Hüseyin Rahmi bunu başarabilen tek yazar olduğu için daima en sevdiğim yazar olarak kalacak.


3. Conclave - Robert Harris


Conclave'i aynı isimli filmini izledikten sonra okumaya karar verdim. Sanırım filmi "Konsey" adıyla sinemalarda gösterdiler. İzledikten sonra epey filme takıntılı hale geldim. Aylarca sürecek... bir takıntı.

Filminden çok daha akıcı ve eğlenceli bir kitaptı. Hatta ne zaman bittiğini anlamadım bile. Bu kadar çabuk bittiği için üzüldüm. Daha öğrenilecek çok şey vardı. Ama sanırım yazar kitabının bir takım "topluluklar" tarafından yasaklanmaması için tadında bırakmış.

Hikaye, dönemin Papa'sının vefat etmesiyle başlıyor. Yeni bir Papa seçmek gerektiğinden tüm milletlerden kardinallerin katıldığı bir konsey düzenleniyor. Bu Konsey'i de vefat eden Papa'nın sağ kolu ve kitabın ana karakteri Kardinal Lomeli (Filmde Kardinal Lawrence) yönetmek durumunda kalıyor. Yazar bu sürecin nasıl sancılı olduğunu gerçekçi bir şekilde aktarmış. Okurken insanı strese sokacak kadar gerçekçi.

Bunun yanında Papa gibi bir dini figür olmaya hak kazanan insanların aslında ne kadar çürük ve sapmış olabileceğini de resmediyor. Sanırım kitabın en can alıcı ve tartışmalı noktası da burası. Her ne kadar inançlılar tarafından "kutsal" ve "günahsız" olarak görülseler de kardinallerin kimisinin ırkçı, kimisinin homofobik, kimisinin paragöz, kimisinin ise cinsel dürtülerine yenik düşmüş olduğunu görüyoruz. Yazar elbette bu karakterleri "ihtimaller" üzerinden yazıyor ve kesinlikle gerçeklik payının olmadığını biliyoruz (yerseniz). Yazar bu "ihtimaller" üzerinden günahkarlığın insanın yaradılışında olduğu düşüncesini savunuyor.

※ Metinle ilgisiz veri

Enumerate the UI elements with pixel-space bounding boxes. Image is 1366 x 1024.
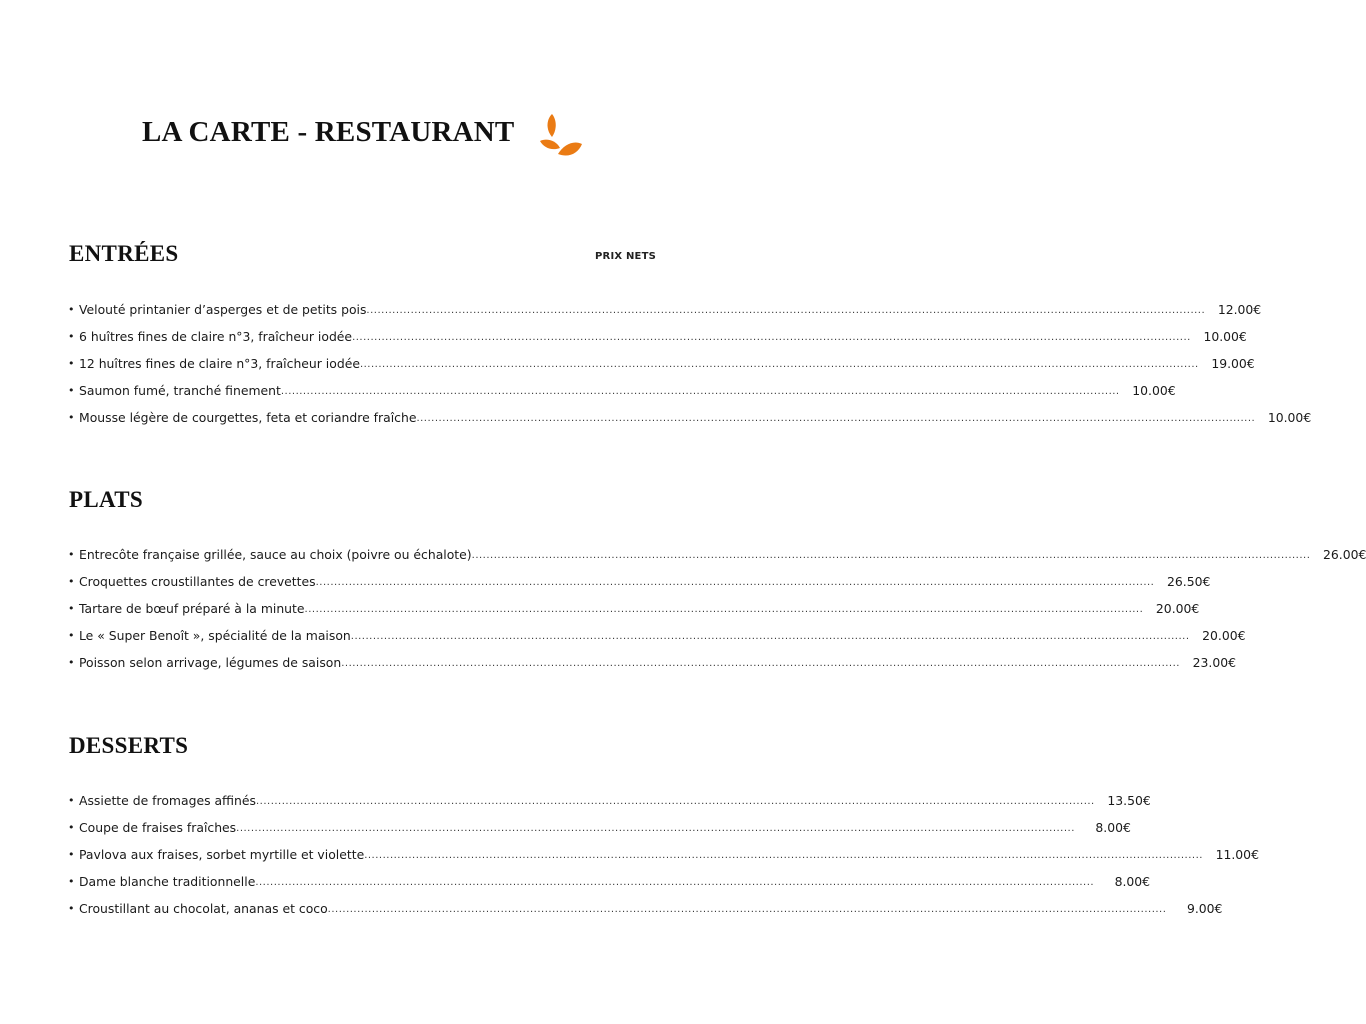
- dot-leader: ....................................................................................................................................................................................................................................: [364, 850, 1203, 861]
- dot-leader: ....................................................................................................................................................................................................................................: [236, 823, 1075, 834]
- menu-item: [68, 787, 1151, 814]
- menu-list: [68, 296, 1312, 431]
- dot-leader: ....................................................................................................................................................................................................................................: [416, 413, 1256, 424]
- item-price: 26.50€: [1167, 574, 1211, 589]
- item-name: Assiette de fromages affinés: [79, 793, 256, 808]
- dot-leader: ....................................................................................................................................................................................................................................: [327, 904, 1167, 915]
- dot-leader: ....................................................................................................................................................................................................................................: [255, 877, 1095, 888]
- price-note: PRIX NETS: [595, 251, 656, 262]
- dot-leader: ....................................................................................................................................................................................................................................: [352, 332, 1191, 343]
- item-name: Croustillant au chocolat, ananas et coco: [79, 901, 328, 916]
- item-price: 8.00€: [1095, 820, 1131, 835]
- item-name: 6 huîtres fines de claire n°3, fraîcheur iodée: [79, 329, 353, 344]
- bullet-icon: •: [68, 357, 75, 370]
- item-name: Croquettes croustillantes de crevettes: [79, 574, 316, 589]
- dot-leader: ....................................................................................................................................................................................................................................: [350, 631, 1190, 642]
- item-name: Le « Super Benoît », spécialité de la maison: [79, 628, 351, 643]
- item-price: 10.00€: [1267, 410, 1312, 425]
- bullet-icon: •: [68, 548, 75, 561]
- dot-leader: ....................................................................................................................................................................................................................................: [304, 604, 1144, 615]
- bullet-icon: •: [68, 384, 75, 397]
- menu-item: [68, 323, 1247, 350]
- bullet-icon: •: [68, 821, 75, 834]
- item-price: 9.00€: [1186, 901, 1223, 916]
- item-name: Velouté printanier d’asperges et de petits pois: [79, 302, 367, 317]
- item-price: 26.00€: [1323, 547, 1366, 562]
- dot-leader: ....................................................................................................................................................................................................................................: [280, 386, 1120, 397]
- bullet-icon: •: [68, 330, 75, 343]
- menu-item: [68, 296, 1262, 323]
- menu-item: [68, 895, 1223, 922]
- menu-item: [68, 350, 1255, 377]
- dot-leader: ....................................................................................................................................................................................................................................: [255, 796, 1095, 807]
- menu-item: [68, 814, 1131, 841]
- dot-leader: ....................................................................................................................................................................................................................................: [366, 305, 1206, 316]
- menu-item: [68, 541, 1366, 568]
- item-name: Entrecôte française grillée, sauce au choix (poivre ou échalote): [79, 547, 472, 562]
- item-price: 13.50€: [1107, 793, 1151, 808]
- menu-item: [68, 568, 1211, 595]
- dot-leader: ....................................................................................................................................................................................................................................: [341, 658, 1180, 669]
- header: [0, 106, 724, 166]
- leaf-left-icon: [540, 140, 560, 149]
- item-price: 10.00€: [1203, 329, 1247, 344]
- item-name: Dame blanche traditionnelle: [79, 874, 256, 889]
- item-price: 11.00€: [1215, 847, 1259, 862]
- bullet-icon: •: [68, 629, 75, 642]
- dot-leader: ....................................................................................................................................................................................................................................: [315, 577, 1155, 588]
- menu-item: [68, 622, 1246, 649]
- item-price: 8.00€: [1114, 874, 1151, 889]
- item-name: Coupe de fraises fraîches: [79, 820, 237, 835]
- section-desserts: [0, 733, 1259, 933]
- menu-item: [68, 649, 1236, 676]
- item-name: Tartare de bœuf préparé à la minute: [79, 601, 305, 616]
- bullet-icon: •: [68, 303, 75, 316]
- item-name: Saumon fumé, tranché finement: [79, 383, 281, 398]
- orange-leaves-icon: [538, 110, 584, 160]
- item-name: Pavlova aux fraises, sorbet myrtille et violette: [79, 847, 365, 862]
- menu-list: [68, 541, 1366, 676]
- menu-item: [68, 377, 1176, 404]
- item-price: 10.00€: [1132, 383, 1176, 398]
- menu-item: [68, 868, 1151, 895]
- item-price: 19.00€: [1211, 356, 1255, 371]
- leaf-small-icon: [548, 114, 556, 137]
- dot-leader: ....................................................................................................................................................................................................................................: [359, 359, 1199, 370]
- section-entrees: [0, 241, 1312, 441]
- bullet-icon: •: [68, 411, 75, 424]
- item-name: Poisson selon arrivage, légumes de saison: [79, 655, 342, 670]
- leaf-right-icon: [558, 142, 582, 155]
- section-title: PLATS: [69, 487, 143, 512]
- item-name: Mousse légère de courgettes, feta et coriandre fraîche: [79, 410, 417, 425]
- menu-list: [68, 787, 1259, 922]
- section-title: ENTRÉES: [69, 241, 179, 266]
- page-title: LA CARTE - RESTAURANT: [142, 116, 515, 148]
- section-title: DESSERTS: [69, 733, 189, 758]
- section-plats: [0, 487, 1366, 687]
- bullet-icon: •: [68, 575, 75, 588]
- item-price: 20.00€: [1155, 601, 1200, 616]
- dot-leader: ....................................................................................................................................................................................................................................: [471, 550, 1311, 561]
- bullet-icon: •: [68, 656, 75, 669]
- item-price: 23.00€: [1192, 655, 1236, 670]
- item-price: 12.00€: [1217, 302, 1262, 317]
- item-name: 12 huîtres fines de claire n°3, fraîcheur iodée: [79, 356, 360, 371]
- menu-item: [68, 404, 1312, 431]
- bullet-icon: •: [68, 902, 75, 915]
- menu-item: [68, 841, 1259, 868]
- bullet-icon: •: [68, 848, 75, 861]
- bullet-icon: •: [68, 602, 75, 615]
- bullet-icon: •: [68, 875, 75, 888]
- bullet-icon: •: [68, 794, 75, 807]
- menu-item: [68, 595, 1200, 622]
- item-price: 20.00€: [1202, 628, 1246, 643]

Bu durumda halklara sözde inanç pompalayan bu kişiler sonsuz bir ilahi tiyatro sergileyen oyunculardan öteye geçemiyor. Bununla ilgili kitapta da filmde de geçen bir alıntı vardı.

"Biz ölümlü insanlarız. Bir ideale hizmet ederiz. Ancak her zaman ideal olamayız." ya da onun gibi bir şeydi.

Kitabın sonu ise tamamen ütopik. Konsey nihayet insanoğlunun ilkel zaaflarından arınmayı başarmış gerçek bir ermişi Papa olarak seçiyor. Fakat bu kişi yukarıda bahsettiğim ihtimallerin benimsediği ideallere son derece tezat düşen birisi oluyor. 

Lomeli'nin tüm bu süreçten sonra uzun bir tatile ihtiyacı vardı. Diğer kardinallerin hesabına geçirip çarçur etmeye niyetlendiği parayla kendine bir tatil ısmarlasa yeriydi. Kitapla ilgili tek eleştirim budur. Kardinal Lomeli dinlenmeyi sonuna kadar hak ediyordu.


Şimdilik bu kadar. Bir sonraki gönderimde görüşmek üzere.